In a newly published report, Wood Mackenzie notes that the deepwater industry appears in good health, following a sustained cost reduction through the downturn. However this hard work is in danger of being undone, as impending cyclical cost inflation could raise break-even costs once again.
The cost of developing new deepwater barrels has fallen over 50% since 2013, according to Wood Mackenzie data and analysis. The most important steps deepwater operators have taken to achieve lower costs, and therefore better returns, include:
- downsizing projects;
- a greater focus on subsea tiebacks and brownfield developments over greenfield;
- reduced project lead times;
- reduced well counts;
- more phasing of larger developments;
- faster well completions;
- better project execution;
- lower rig/service sector costs.
The most competitive region is the Americas, and in particular Brazil, Guyana, and the Gulf of Mexico, where over 50 billion boe of pre- and post-sanction deepwater developments are now profitable under an oil price of US$60/bbl (based on break-even costs).
"One of the key drivers in cost reduction in deepwater projects is lower rig costs, which is a cyclical factor," said research director Angus Rodger.
"But more importantly, there have also been big structural changes, such as the faster drilling of wells. For example, in the US Gulf of Mexico it now takes half the time to drill a deepwater well compared to 2014," added Rodger.
Better project execution has also reduced overspend and improved returns. The average deepwater project sanctioned between 2014 and 2016 has started-up around 5% under budget, compared to projects from 2006 to 2013, when cost overruns between 10 and 15% were the norm.
Encouraged by this progress and the growing importance of deepwater projects for future growth, the industry is increasing investment in the sector.

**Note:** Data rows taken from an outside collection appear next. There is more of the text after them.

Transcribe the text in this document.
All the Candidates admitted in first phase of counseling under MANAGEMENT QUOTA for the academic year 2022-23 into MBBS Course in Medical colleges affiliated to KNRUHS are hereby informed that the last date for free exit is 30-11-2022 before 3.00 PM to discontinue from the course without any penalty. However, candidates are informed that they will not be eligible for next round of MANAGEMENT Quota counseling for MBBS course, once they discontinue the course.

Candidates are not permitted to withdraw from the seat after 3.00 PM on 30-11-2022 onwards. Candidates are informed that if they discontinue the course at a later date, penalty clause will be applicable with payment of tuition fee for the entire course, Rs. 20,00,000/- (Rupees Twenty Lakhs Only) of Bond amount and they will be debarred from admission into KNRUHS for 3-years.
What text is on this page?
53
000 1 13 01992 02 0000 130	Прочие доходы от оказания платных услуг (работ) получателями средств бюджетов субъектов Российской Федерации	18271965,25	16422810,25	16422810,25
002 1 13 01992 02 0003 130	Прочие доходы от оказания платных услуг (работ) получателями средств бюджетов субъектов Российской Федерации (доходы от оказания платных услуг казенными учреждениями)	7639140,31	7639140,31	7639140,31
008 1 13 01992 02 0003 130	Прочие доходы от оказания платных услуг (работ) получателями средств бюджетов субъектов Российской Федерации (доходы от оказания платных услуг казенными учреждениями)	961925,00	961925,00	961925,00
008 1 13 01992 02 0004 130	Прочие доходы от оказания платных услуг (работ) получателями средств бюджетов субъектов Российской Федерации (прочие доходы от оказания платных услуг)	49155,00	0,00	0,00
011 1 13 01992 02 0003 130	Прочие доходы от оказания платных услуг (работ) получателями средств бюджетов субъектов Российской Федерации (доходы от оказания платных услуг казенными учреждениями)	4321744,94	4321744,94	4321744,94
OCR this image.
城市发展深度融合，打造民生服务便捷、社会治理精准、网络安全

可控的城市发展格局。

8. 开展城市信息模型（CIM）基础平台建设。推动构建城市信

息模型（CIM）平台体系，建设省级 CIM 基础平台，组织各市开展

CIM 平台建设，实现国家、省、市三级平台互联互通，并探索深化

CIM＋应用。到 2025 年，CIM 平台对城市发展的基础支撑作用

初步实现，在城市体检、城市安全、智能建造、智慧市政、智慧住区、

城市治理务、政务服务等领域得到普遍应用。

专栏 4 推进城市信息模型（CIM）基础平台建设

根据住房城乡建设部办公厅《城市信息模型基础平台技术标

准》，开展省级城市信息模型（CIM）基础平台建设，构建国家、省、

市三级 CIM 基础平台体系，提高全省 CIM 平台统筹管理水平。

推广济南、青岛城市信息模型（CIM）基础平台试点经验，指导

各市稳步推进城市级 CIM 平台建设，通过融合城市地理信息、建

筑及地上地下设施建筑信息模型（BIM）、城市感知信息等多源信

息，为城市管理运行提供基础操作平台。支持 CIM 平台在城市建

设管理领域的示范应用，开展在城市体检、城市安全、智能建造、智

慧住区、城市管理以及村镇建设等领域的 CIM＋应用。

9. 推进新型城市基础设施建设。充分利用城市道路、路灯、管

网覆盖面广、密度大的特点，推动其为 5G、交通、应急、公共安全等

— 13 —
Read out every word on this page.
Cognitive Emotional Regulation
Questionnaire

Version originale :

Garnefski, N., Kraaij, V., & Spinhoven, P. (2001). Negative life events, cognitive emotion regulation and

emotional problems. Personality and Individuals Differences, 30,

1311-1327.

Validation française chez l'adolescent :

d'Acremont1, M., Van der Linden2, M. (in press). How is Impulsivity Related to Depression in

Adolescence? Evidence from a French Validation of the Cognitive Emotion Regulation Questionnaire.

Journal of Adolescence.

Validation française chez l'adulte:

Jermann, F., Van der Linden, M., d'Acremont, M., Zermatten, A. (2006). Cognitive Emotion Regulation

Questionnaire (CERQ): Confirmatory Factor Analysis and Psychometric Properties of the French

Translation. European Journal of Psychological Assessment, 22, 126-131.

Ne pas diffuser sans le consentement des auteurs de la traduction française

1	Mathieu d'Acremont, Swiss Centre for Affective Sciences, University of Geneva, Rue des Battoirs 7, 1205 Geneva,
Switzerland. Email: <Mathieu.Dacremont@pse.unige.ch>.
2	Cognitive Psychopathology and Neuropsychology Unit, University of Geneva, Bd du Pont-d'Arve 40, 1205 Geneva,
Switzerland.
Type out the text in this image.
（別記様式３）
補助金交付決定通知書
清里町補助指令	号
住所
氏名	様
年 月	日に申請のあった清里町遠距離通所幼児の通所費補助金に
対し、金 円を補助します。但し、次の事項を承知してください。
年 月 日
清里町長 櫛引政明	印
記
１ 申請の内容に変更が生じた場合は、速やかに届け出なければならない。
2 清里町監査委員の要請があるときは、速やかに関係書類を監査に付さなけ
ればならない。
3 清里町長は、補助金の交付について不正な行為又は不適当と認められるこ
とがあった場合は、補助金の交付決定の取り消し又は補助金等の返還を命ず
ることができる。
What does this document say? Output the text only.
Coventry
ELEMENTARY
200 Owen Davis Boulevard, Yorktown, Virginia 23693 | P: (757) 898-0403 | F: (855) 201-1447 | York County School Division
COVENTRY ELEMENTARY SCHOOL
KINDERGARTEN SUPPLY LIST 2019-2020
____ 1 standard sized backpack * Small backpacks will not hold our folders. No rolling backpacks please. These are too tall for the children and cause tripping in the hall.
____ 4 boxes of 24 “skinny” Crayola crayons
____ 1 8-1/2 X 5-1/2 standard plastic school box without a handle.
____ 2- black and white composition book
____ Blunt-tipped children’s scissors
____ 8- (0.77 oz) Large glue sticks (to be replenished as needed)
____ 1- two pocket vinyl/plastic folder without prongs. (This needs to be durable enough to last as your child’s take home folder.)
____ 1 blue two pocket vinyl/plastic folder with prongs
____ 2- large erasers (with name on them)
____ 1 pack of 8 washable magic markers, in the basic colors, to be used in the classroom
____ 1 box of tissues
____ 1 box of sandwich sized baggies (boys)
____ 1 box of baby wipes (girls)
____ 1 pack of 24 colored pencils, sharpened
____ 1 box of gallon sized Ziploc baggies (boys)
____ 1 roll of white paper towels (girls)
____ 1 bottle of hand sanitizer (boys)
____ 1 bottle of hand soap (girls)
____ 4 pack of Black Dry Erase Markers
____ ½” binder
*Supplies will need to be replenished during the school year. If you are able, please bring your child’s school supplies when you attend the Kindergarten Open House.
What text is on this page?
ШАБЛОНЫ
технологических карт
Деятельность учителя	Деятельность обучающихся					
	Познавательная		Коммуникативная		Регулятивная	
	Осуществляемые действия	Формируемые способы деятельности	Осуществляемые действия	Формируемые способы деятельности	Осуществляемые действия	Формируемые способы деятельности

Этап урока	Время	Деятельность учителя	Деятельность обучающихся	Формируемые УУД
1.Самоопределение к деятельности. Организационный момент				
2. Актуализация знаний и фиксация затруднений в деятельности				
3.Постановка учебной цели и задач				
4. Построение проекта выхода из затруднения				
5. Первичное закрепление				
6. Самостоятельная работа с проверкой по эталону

Total annual deepwater capital expenditure (CAPEX) is expected to rise from around US$50 billion currently to nearly US$60 billion by 2022. This rise will be driven by big projects in Guyana, Brazil and Mozambique.
But the increase in spend and activities will accelerate a return to cyclical cost inflation in the offshore sector. With total deepwater rig capacity expected to fall over the next few years - as older, less efficient units are scrapped - rig day rates could double by the early 2020s.
"The return of cyclical inflation could see this epic period of deepwater cost reduction come to a close. The question now is how much of the 'structural' cost savings we have seen through the downturn will prove sustainable through the investment cycle, and which are just short-term company adaptions," explained Rodger.
"We believe that many cost savings are not as 'sticky' as industry suggests, and are sceptical that many will stand the test of time during a sustained cyclical uptick," concluded Rodger.